Daylight Saving Time was first implemented here with the Standard Time Act of 1918. The idea was that it would be a wartime measure for seven months during World War I in the interest of adding more daylight hours to conserve energy resources. We did it again during World War II. It’s not clear whether it really does conserve energy and resources, though. Some observations show that DST does not conserve energy and resources.
Not all states in the U.S. observe DST.
Hawaii and Arizona do not. Puerto Rico does not observe it, either, and neither do American Samoa, Guam, the Northern Mariana Islands, and the U.S. Virgin Islands. Many states have adopted resolutions to allow “full-time DST” including, Arkansas, Alabama, California, Delaware, Georgia, Idaho, Louisiana, Maine, Ohio, Oregon, South Carolina, Tennessee, Florida, Utah, Washington, and Wyoming. A change to full-time DST would require congressional approval. If the Sunshine Protection Act of 2021 becomes law, the bill would make DST the new, permanent standard time as of Nov. 5, 2023. That means once clocks spring forward next March, there’s no more falling back. The U.S. Senate voted unanimously to pass the bill on March 15. It now awaits a House vote but no one is sure whether it will make it up for a vote.
Does changing time cause more accidents? In short, yes.
A detailed scholarly analysis by Austin Smith published in the American Economic Journal: Applied Economics in 2016 found that the spring transition into DST increases fatal crash risk by 5–6.5 percent.

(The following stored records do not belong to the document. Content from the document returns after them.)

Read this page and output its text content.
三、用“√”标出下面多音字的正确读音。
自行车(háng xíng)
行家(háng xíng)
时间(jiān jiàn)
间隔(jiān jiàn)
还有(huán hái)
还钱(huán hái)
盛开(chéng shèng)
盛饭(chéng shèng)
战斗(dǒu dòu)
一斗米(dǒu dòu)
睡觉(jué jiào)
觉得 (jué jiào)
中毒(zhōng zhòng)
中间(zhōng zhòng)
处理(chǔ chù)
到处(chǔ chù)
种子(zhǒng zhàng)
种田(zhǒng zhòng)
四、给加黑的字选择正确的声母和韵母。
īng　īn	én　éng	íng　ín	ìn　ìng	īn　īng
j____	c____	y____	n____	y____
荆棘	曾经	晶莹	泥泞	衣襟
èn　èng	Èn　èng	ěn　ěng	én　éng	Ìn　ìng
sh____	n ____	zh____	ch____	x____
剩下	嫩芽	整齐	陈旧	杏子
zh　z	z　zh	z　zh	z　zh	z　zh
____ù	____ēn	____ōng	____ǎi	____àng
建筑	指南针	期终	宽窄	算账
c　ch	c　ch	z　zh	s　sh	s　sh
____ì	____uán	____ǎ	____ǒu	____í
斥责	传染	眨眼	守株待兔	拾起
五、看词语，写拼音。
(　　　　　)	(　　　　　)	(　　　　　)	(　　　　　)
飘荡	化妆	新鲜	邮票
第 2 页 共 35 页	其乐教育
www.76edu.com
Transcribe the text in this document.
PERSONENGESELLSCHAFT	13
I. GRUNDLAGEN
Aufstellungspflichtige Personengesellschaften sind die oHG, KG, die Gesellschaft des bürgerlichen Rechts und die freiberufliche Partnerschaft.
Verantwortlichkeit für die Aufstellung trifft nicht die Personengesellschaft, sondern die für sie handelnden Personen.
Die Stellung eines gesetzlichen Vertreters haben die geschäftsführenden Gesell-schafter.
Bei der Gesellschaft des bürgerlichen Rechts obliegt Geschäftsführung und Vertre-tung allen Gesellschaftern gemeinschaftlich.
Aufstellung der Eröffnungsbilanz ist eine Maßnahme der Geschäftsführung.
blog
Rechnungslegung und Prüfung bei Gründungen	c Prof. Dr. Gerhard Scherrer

Another study came to the same results – fatal car accidents in the United States spike by 6% during the workweek following the "spring forward" to daylight saving time. The problems with more accidents and “springing forward” seems to be just after the transition. Another study found that more daylight at the end of the day might have resulted in fewer pedestrian and vehicle occupant fatalities and seasonal depression certainly becomes worse in the fall and winter with fewer opportunities to see the sun.